There is very little interest in local small business.  Selig is interested in creating just another strip mall that does not reflect the character of Decatur’s popular and successful development model.  Selig’s contention that the redevelopment will reflect the area’s unique personality belies the point that the entire big box development flies in the face of what makes the area liveable and desirable.  Selig’s supposed commitment to the community and its character is nothing less than a shell game.  From our perspective Selig is solely interested in hearing opinions about the redevelopment that match their preconceived notions.  The company will voice its positive support as long as its financial considerations are given top billing.  GGD’s position is that Selig is largely concerned with financial considerations, not smart growth or community cohesion.

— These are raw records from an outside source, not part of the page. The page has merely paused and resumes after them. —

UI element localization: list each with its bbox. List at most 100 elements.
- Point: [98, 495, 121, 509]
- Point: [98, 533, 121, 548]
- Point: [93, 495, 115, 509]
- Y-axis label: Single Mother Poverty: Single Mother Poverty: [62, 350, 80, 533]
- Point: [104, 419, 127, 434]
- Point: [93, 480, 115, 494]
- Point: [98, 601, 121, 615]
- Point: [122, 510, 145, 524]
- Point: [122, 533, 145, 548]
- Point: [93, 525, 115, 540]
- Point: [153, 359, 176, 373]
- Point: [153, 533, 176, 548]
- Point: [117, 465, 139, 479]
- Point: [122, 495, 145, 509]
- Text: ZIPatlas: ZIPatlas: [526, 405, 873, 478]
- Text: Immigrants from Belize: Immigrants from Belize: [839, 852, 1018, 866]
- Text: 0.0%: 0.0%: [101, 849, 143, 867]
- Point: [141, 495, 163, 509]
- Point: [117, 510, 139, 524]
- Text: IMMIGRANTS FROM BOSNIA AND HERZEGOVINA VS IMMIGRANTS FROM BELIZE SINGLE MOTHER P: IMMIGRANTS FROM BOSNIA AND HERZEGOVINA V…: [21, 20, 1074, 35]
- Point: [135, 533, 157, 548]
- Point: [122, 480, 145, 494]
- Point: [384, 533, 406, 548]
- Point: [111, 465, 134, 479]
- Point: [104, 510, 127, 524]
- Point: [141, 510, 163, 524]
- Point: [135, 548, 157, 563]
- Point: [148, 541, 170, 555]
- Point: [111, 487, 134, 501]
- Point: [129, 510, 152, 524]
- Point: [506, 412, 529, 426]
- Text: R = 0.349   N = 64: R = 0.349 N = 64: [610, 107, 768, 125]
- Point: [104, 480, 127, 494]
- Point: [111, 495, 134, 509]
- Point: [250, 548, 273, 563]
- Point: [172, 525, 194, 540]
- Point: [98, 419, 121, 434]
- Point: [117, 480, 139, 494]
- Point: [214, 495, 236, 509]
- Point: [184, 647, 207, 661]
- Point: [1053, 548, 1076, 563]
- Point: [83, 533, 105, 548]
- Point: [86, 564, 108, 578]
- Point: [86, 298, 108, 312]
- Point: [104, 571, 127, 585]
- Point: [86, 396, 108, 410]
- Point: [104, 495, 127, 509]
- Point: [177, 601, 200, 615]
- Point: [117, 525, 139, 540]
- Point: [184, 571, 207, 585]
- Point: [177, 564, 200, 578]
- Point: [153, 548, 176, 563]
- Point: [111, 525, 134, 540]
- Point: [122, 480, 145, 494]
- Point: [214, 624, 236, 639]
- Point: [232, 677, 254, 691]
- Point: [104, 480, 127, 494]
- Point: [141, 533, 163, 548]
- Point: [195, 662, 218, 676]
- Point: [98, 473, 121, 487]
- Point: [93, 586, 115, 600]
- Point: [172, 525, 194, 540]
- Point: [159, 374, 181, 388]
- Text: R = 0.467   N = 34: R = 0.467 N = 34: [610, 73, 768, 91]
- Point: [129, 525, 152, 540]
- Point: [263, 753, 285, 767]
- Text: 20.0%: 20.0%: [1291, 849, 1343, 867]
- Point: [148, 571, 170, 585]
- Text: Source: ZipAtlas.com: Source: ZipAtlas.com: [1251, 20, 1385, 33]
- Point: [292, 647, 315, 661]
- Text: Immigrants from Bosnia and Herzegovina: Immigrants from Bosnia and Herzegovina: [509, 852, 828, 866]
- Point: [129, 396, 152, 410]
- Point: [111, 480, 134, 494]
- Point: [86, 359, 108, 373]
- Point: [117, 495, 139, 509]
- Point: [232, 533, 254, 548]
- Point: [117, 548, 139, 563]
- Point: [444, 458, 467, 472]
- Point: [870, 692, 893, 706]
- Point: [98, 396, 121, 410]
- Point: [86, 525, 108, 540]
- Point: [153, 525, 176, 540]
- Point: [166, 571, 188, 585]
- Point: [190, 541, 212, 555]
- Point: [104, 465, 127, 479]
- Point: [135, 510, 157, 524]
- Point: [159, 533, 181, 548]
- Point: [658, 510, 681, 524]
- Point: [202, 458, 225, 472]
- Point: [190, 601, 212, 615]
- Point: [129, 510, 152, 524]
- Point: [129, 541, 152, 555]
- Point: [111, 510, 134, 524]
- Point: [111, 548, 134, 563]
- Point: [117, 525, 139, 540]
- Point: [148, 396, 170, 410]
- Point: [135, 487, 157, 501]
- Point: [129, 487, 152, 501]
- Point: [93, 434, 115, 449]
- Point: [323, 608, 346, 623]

Selig feels that they have done enough to support the community and they have listened to the community’s concerns through the two large community meetings held last year and smaller on-going meetings with self-appointed community “leaders.”  Regarding these meetings with groups like MANA, it’s important to note that these group’s representatives speak only for their groups.  As far as we know, none of these groups has made any effort to reach out to individual households to gain a better understanding of how neighbors feel about the development.  It’s for this reason that GGD feels strongly that our position better represents where the community is on this issue.

The meeting was contentious and perhaps unproductive if you gauge success solely through Selig’s narrowly defined ideas; that is, Selig getting its way.  On the other hand, Selig finally heard the other, unfiltered side of the story: Walmart is not wanted and the company’s plan is fatally flawed in terms of growing a more vibrant community.  That was the elephant in the room and Selig sought to control the dialogue by saying we couldn’t address that topic.  As a moneyed and powerful institution, I’m sure Selig is used to getting its way, but Good Growth DeKalb is providing a voice to those who disagree with Selig’s position.  With that in mind, Good Growth DeKalb views the meeting as a success.  Someone finally was able to say to Selig that their redevelopment plans are not a welcome addition to the neighborhood.